Monthly Archives: June 2017

Getting them to the starting line

Last night, I was humbled as I heard the voice of a six-year old little girl answer the calling in her heart to accept Christ as her savior.  My daughter asked a million questions over the last few months, and you could certainly see that she was dealing with the question of “what do I do with Jesus?”.  In a simple moment, she made a decision to ask Jesus to save her from her sins and live in her heart.  In that moment, my heart melted.  I silently prayed a prayer of thanks to God for giving her to me and for convicting me with my parental responsibility to tell her all about Him.  As someone living in the millennial age, my next duty was to share it on social media.  I don’t post a lot, but I felt like screaming from the mountaintops.  The “likes” and comments flowed in and I beamed as I went to bed.  When I woke up this morning, I went through my social media again, and a comment caught my eye and it spoke to me so profoundly.  It was a simple “my heart is happy for you” and then a follow-up comment.  “Now the hard work continues…to train her…”.  I kept reading that over and over and it reminded me of my importance in her life – in the life of all my kids.  My job isn’t over.  Yes, we were able to lead her to this point where she realized her need for a savior and where she made a decision for eternity, but that’s just the starting line.

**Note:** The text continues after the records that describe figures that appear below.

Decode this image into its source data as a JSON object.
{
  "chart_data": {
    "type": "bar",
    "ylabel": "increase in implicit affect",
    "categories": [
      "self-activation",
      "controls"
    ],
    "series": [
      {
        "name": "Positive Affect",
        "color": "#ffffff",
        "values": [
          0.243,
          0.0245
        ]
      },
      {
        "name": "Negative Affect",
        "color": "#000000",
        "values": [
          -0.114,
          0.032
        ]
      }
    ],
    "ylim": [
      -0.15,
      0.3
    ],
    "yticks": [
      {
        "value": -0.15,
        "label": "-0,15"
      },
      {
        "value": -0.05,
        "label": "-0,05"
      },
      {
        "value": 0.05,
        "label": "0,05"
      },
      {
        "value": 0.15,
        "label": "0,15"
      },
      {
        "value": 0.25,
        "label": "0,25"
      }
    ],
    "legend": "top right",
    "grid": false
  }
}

The Bible is very clear on the responsibility of parents, and especially fathers.  One of my favorite movies is Courageous.  It has a very clear story of a father coming to grips with tragedy only to learn what his real responsibility is concerning raising his children.  At the end of the movie he gives a speech where he emphatically answers questions, about who will lead his family and help his children grow in their walk with Christ, with a resounding “I will”.  In God’s word, I am charged with discipling my children and helping them grow in their lifelong walk with Christ.  It doesn’t just end with getting her to this point where she has accepted Christ’s free gift of salvation.  It continues to help her see what that means and what that opens up.  It continues as she learns about giving all areas of her life to Christ and committing to serving Him with her whole heart in all that she does.  It continues as she learns to love everyone the way Christ loves her.  It continues as she silently learns how she’ll raise her own children, leading them to the Lord and walking this same path with them.  I am so grateful for that comment to remind me of my importance in my children’s lives.

I studied Ephesians 6:4 this morning and found great delight and humbleness as I was reminded of the responsibility God has given me.  “Fathers, do not provoke your children to anger, but bring them up in the discipline and instruction of the Lord.”  In this verse, God summarizes a lot of what he wants me to do as a father.  I am constantly butting heads with my 13-year-old because…well he knows everything.  I have always read this verse and thought, I need to be careful not to push his buttons so I don’t make him angry. That lasted all of about 10 seconds.  Reading that again today, and looking through the study notes in my Bible, I understand that it is not just keeping the peace, but being realistic.  I need to create a home where He can grow, learn, succeed and fail and it all be alright, because in the end, we love him unconditionally.  It should be that way with all our kids.  Ultimately, we want to model Christ, and there is no greater picture to model than what He did for all mankind on the cross.  My children will become angry when they get in trouble, but discipline is a key part of discipleship.  My job as a parent is to never stop learning and leaning on Christ and to be consistent as I model that behavior to my kids.  My expectations should be clear and based on my walk with Christ.  If I expect them to love the Lord, they have to see me loving the Lord as well – in all that I do.  I believe the best way to avoid provoking their anger and their resentment of Christ is to be consistent, forgiving and most of all in love with God.  The  last part of the verse is pretty easy to understand.  When I was a young child my parents told me about Christ.  They took me to church and they raised me on biblical standards.  That’s my job with my children.  I am called to impart on them the discipline and knowledge of the Lord so they will continue to honor Him as the generations before them have.  It’s getting harder and harder to see in our society, but that’s still the basic idea.  We are training the next generation so that people will continue to hear the good news of the gospel.

So, we are at the starting line and ready to run this race.  I am thankful that I know how the race will end, and I can already celebrate the victory.

Father, thank you for your son Jesus Christ.  Thank you for the perfect gift that satisfied my sin debt.  Thank you for extending that gift to my daughter.  I pray for your wisdom, strength, perseverance and courage to raise her to honor you, fear you, and most of all love you with all of her life.  Make me the man, husband, and father you want me to be for my family and all those in my life.  I pray for my daughter’s lifelong walk with you.  In Christ I pray – Amen.